Бек выходит на неизвестную ему опушку. Посреди поляны лежит мертвая туша оленихи. Бекхён бросается к ней, не в силах поверить глазам. Тело покрыто множественными ранами, они странной формы, очень ровные, не похожи на следы от когтей. Бек оглядывает поляну, но не видит никаких следов борьбы, как будто оленя принесли уже мертвого. Давящее чувство из живота поднимается к горлу. Бекхён присаживается к убитому животному, проводит по запачканной кровью шерсти и читает молитву. Для кого лежит эта приманка?

 

***

 

Гулянье длится до рассвета. Кроме огромного застолья и инициации молодняка в полнолуние проводится обряд посвящения в кметы.

Тао приходится долго ждать, пока Сехун вдоволь наразвлекается. Первый взрослый пир у парня, нужно быть терпеливее, но Цзытао хочет поскорее отправиться в храм. Сокол наглеет и даже дразнится, но в конце концов покидает трапезную вместе с ним.

— Наконец-то мы будем вместе, — Тао прижимается всем телом к Сехуну и шепчет ему на ухо.

— Раньше нас ничего не останавливало, — хохочет парень.

— Зато теперь нам никто не скажет, что мы ведем себя аморально. Тебе нужно переодеться.

Храмы Луны открыты и днем, и ночью, но только в полнолуние в храме Озарения Светом можно увидеть скромный, но трогательный ритуал — обретение кмета. У любого взрослого воина есть кмет — такой же воин, но рангом ниже. Это напарник, товарищ в бою, партнер в постели и часто самый любимый человек.

Когда Сехун выходит из своей горницы, Тао хочется либо дать ему пинка, чтобы шел переодеваться, либо изнасиловать на месте.

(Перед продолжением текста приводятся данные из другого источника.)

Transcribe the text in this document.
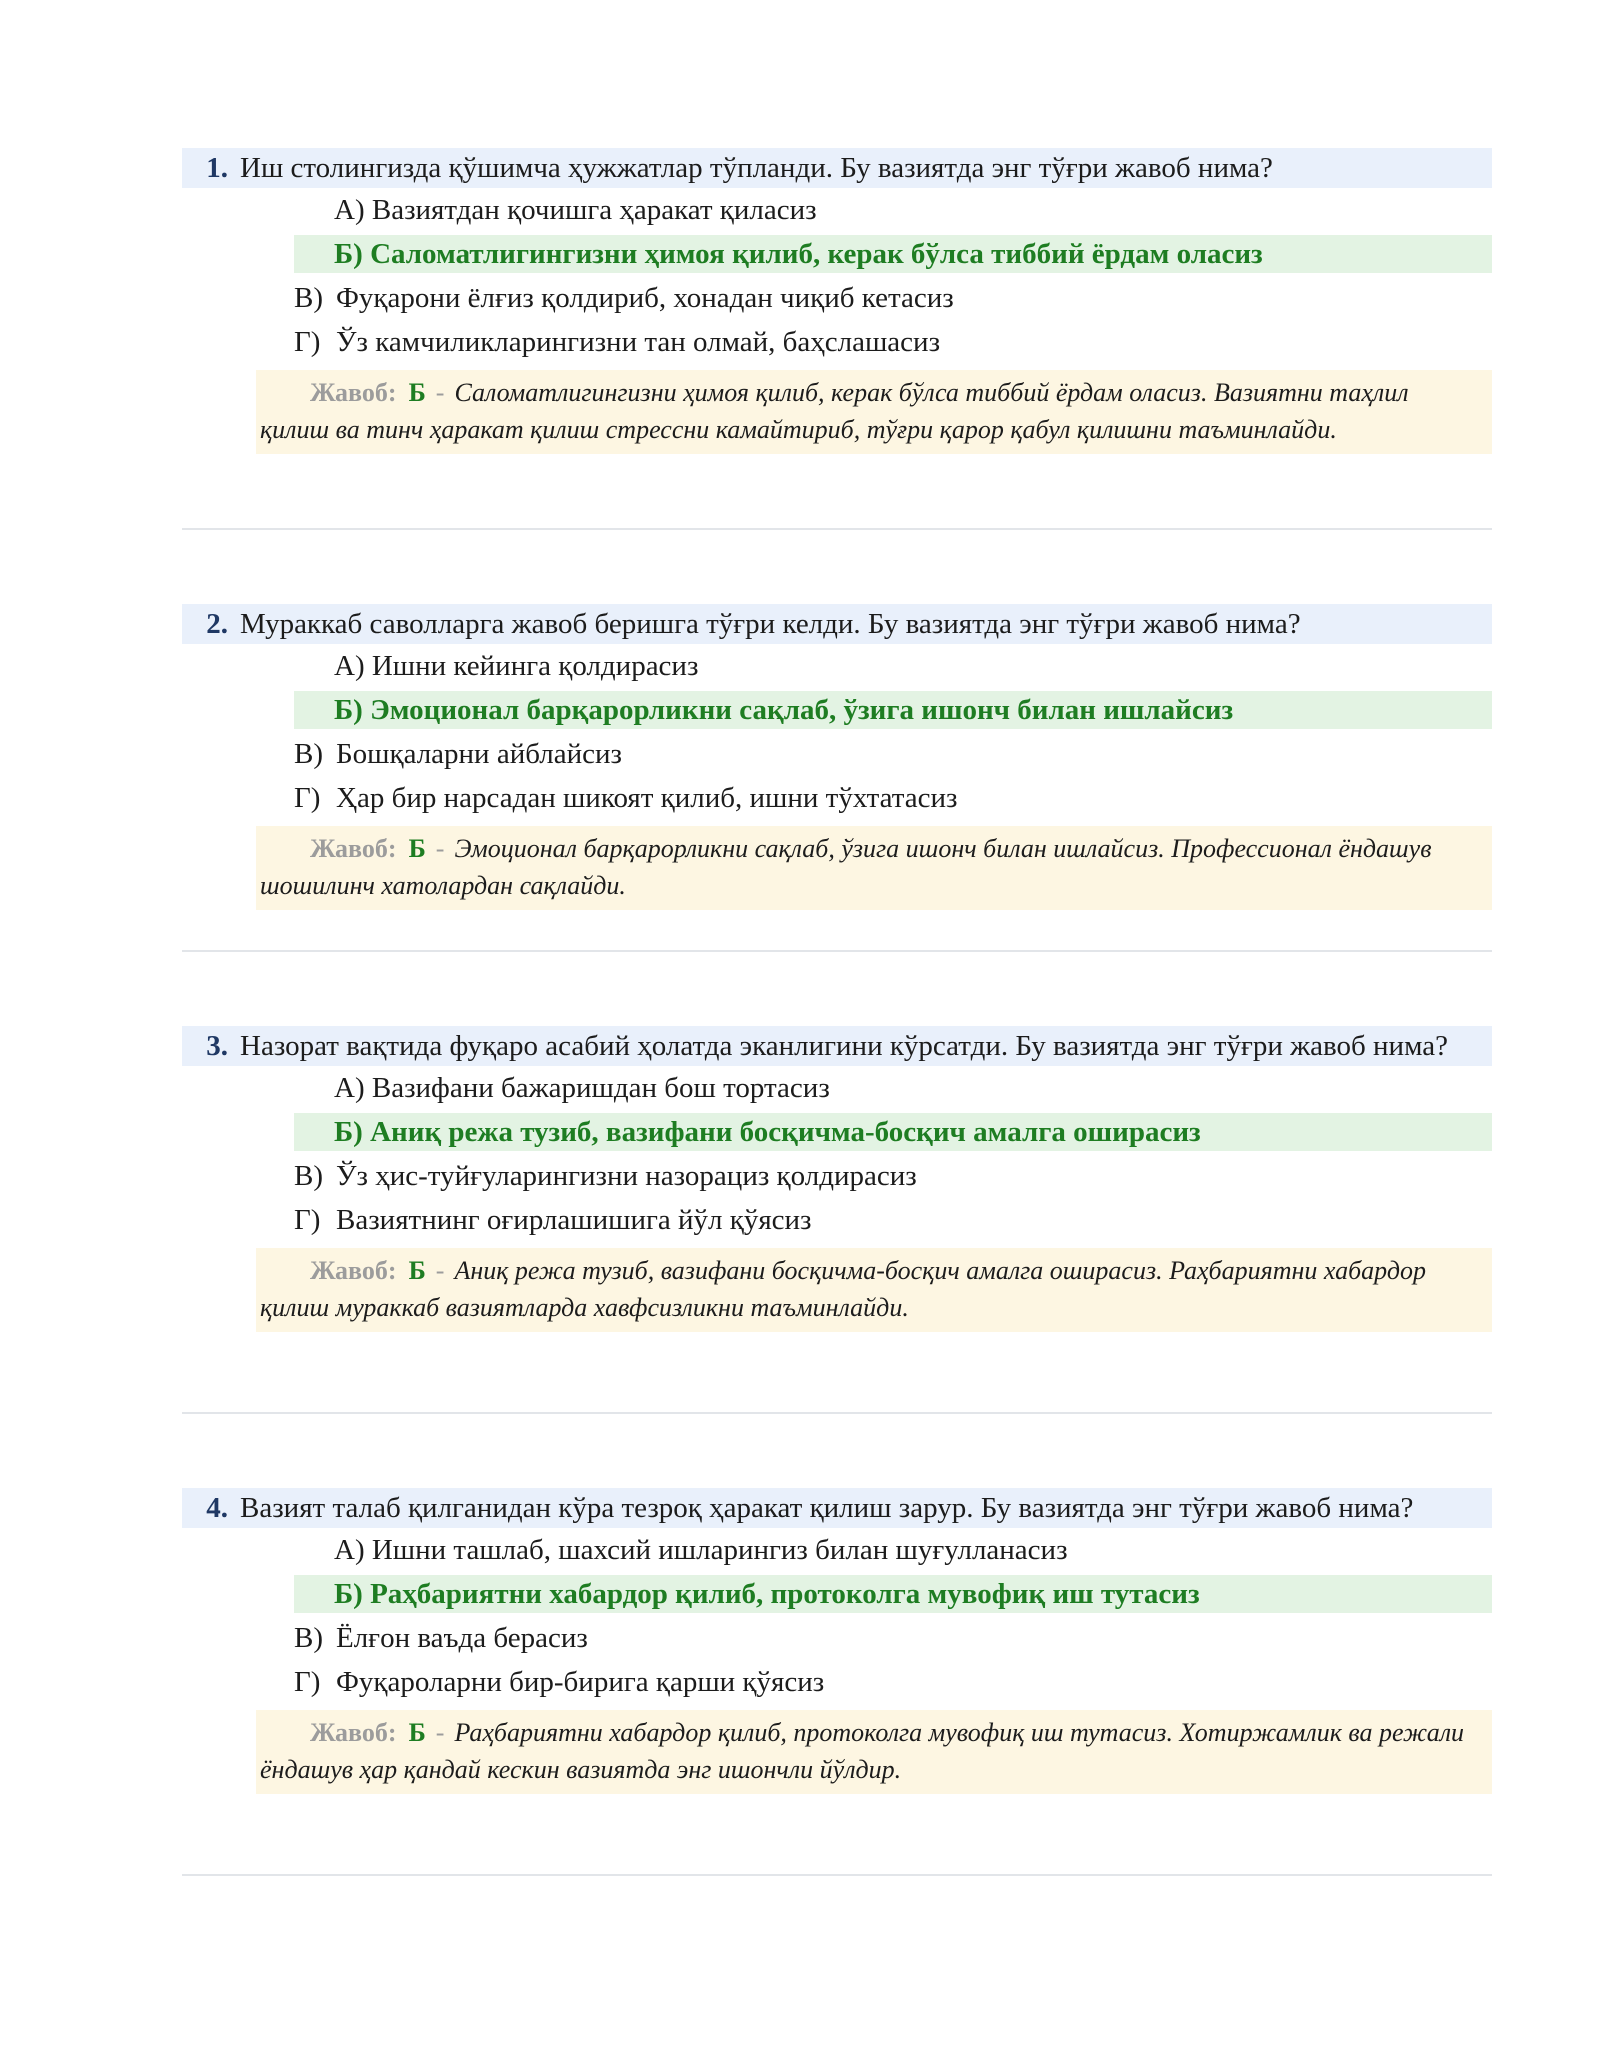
1. Иш столингизда қўшимча ҳужжатлар тўпланди. Бу вазиятда энг тўғри жавоб нима?
А) Вазиятдан қочишга ҳаракат қиласиз
Б) Саломатлигингизни ҳимоя қилиб, керак бўлса тиббий ёрдам оласиз
В) Фуқарони ёлғиз қолдириб, хонадан чиқиб кетасиз
Г) Ўз камчиликларингизни тан олмай, баҳслашасиз
Жавоб: Б - Саломатлигингизни ҳимоя қилиб, керак бўлса тиббий ёрдам оласиз. Вазиятни таҳлил қилиш ва тинч ҳаракат қилиш стрессни камайтириб, тўғри қарор қабул қилишни таъминлайди.
2. Мураккаб саволларга жавоб беришга тўғри келди. Бу вазиятда энг тўғри жавоб нима?
А) Ишни кейинга қолдирасиз
Б) Эмоционал барқарорликни сақлаб, ўзига ишонч билан ишлайсиз
В) Бошқаларни айблайсиз
Г) Ҳар бир нарсадан шикоят қилиб, ишни тўхтатасиз
Жавоб: Б - Эмоционал барқарорликни сақлаб, ўзига ишонч билан ишлайсиз. Профессионал ёндашув шошилинч хатолардан сақлайди.
3. Назорат вақтида фуқаро асабий ҳолатда эканлигини кўрсатди. Бу вазиятда энг тўғри жавоб нима?
А) Вазифани бажаришдан бош тортасиз
Б) Аниқ режа тузиб, вазифани босқичма-босқич амалга оширасиз
В) Ўз ҳис-туйғуларингизни назорациз қолдирасиз
Г) Вазиятнинг оғирлашишига йўл қўясиз
Жавоб: Б - Аниқ режа тузиб, вазифани босқичма-босқич амалга оширасиз. Раҳбариятни хабардор қилиш мураккаб вазиятларда хавфсизликни таъминлайди.
4. Вазият талаб қилганидан кўра тезроқ ҳаракат қилиш зарур. Бу вазиятда энг тўғри жавоб нима?
А) Ишни ташлаб, шахсий ишларингиз билан шуғулланасиз
Б) Раҳбариятни хабардор қилиб, протоколга мувофиқ иш тутасиз
В) Ёлғон ваъда берасиз
Г) Фуқароларни бир-бирига қарши қўясиз
Жавоб: Б - Раҳбариятни хабардор қилиб, протоколга мувофиқ иш тутасиз. Хотиржамлик ва режали ёндашув ҳар қандай кескин вазиятда энг ишончли йўлдир.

— Ноябрь на дворе, ты чего без рубашки, — выбирает первое Цзытао.

Сехун пожимает плечами и нагло кружится, показывая себя. Кафтан надет на голый торс и даже не подпоясан. Воротник обит пушистым рысьим мехом, на груди позвякивают золотые украшения. Кафтан заканчивается выше колен, да и сшит из иноземной ткани. До этого растрепанные белые волосы теперь зачесаны наверх, и открыты уши с многочисленными проколами, повторяющими проколы Тао.

— Братья с юга привезли, правда красивый? — хвастается Сехун.

— Застегнись. — Тао бросается прикрывать его грудь. — Неприлично, и еще застудишься.

— Ну ты же меня согреешь? — дразнится сокол, поймав его в объятия.

— Эй, я не должен думать о твоем благополучии, это ты мой кмет, а не я, — сердится Цзытао. — Толку от инициации, если ты ведешь себя как ребенок.

— Ой, кто бы говорил.

Переругиваясь, они спускаются в сени и по переходу добираются до храма. Старый филин, священник, бродит по украшенной к ритуалу зале, ожидая опаздывающих юношей. Их отцы стоят рядом, как и полагается, но радости не видно на их лицах. Птичьи с кошачьими не в ладах, а если учесть, что соколы занимаются внешней разведкой, а рыси следят за порядком в княжестве, примешиваются и ведомственные интриги. Но детям наплевать на легкую вражду их семей.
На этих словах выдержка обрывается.